# Avast use on 2 computers.



## LouCopits (Jul 20, 2005)

If I download Avast to a thumb drive can I install that copy on both my home desktop and my backup/travel old laptop, or must I download two copies?


----------



## MikeSwim07 (Apr 28, 2007)

You can download the .exe to your flashdrive and then install it on both computers.


----------



## LouCopits (Jul 20, 2005)

My concern is the activation key and if one key would work on two copies.


----------



## MikeSwim07 (Apr 28, 2007)

Oh your buying it. No you would need to buy 2 keys for 2 computers.


----------



## Cinders (Aug 14, 2002)

I have Avast Home (free edition) on two computers, no problem.
One was downloaded & installed on desktop 6 months ago 
One was downloaded & installed on laptop 4 weeks ago
Different activation key nos.

Hope this helps

Cinders


----------



## LouCopits (Jul 20, 2005)

MikeSwim07 said:


> Oh your buying it. No you would need to buy 2 keys for 2 computers.
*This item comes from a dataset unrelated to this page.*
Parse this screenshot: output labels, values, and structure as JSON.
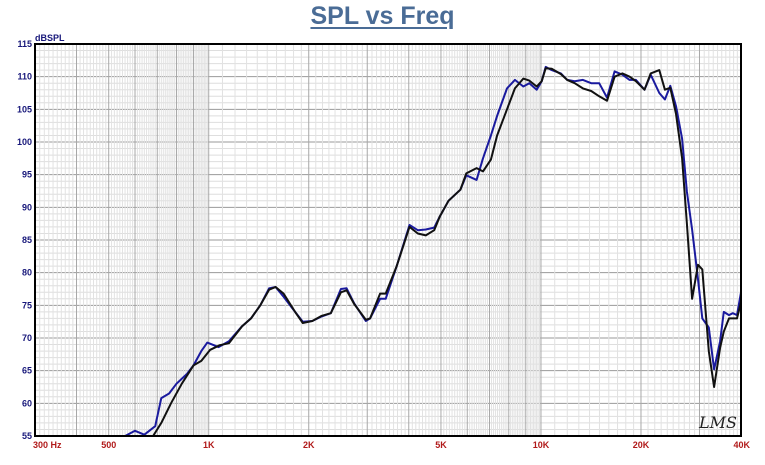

Sorry I was not clear. I'm looking at the FREE version to install on two different computers, one laptop and one desktop, both with Grisoft AVG Free at this time.


----------



## sraets (Aug 25, 2007)

From the Avast website:

Q: I have "avast! 4 Home" installed on my home computers and have entered the same license key on all of them. Does using the same license key on more than one computer harm the avast! functionality or updating capabilities in any way?

A: No, it doesn't. The registration of "avast! 4 Home" is implemented due to processing statistics. The same license key on more computers (provided they are used for non-commercial purposes and in home use only) doesn't harm the avast! functionality or ability to update in any way.


----------



## MikeSwim07 (Apr 28, 2007)

Thats good news! It looks like you can use this key on both


----------



## LouCopits (Jul 20, 2005)

sraets said:


> From the Avast website:
> 
> Q: I have "avast! 4 Home" installed on my home computers and have entered the same license key on all of them. Does using the same license key on more than one computer harm the avast! functionality or updating capabilities in any way?
> 
> A: No, it doesn't. The registration of "avast! 4 Home" is implemented due to processing statistics. The same license key on more computers (provided they are used for non-commercial purposes and in home use only) doesn't harm the avast! functionality or ability to update in any way.


THANKS for a very precise reply!


----------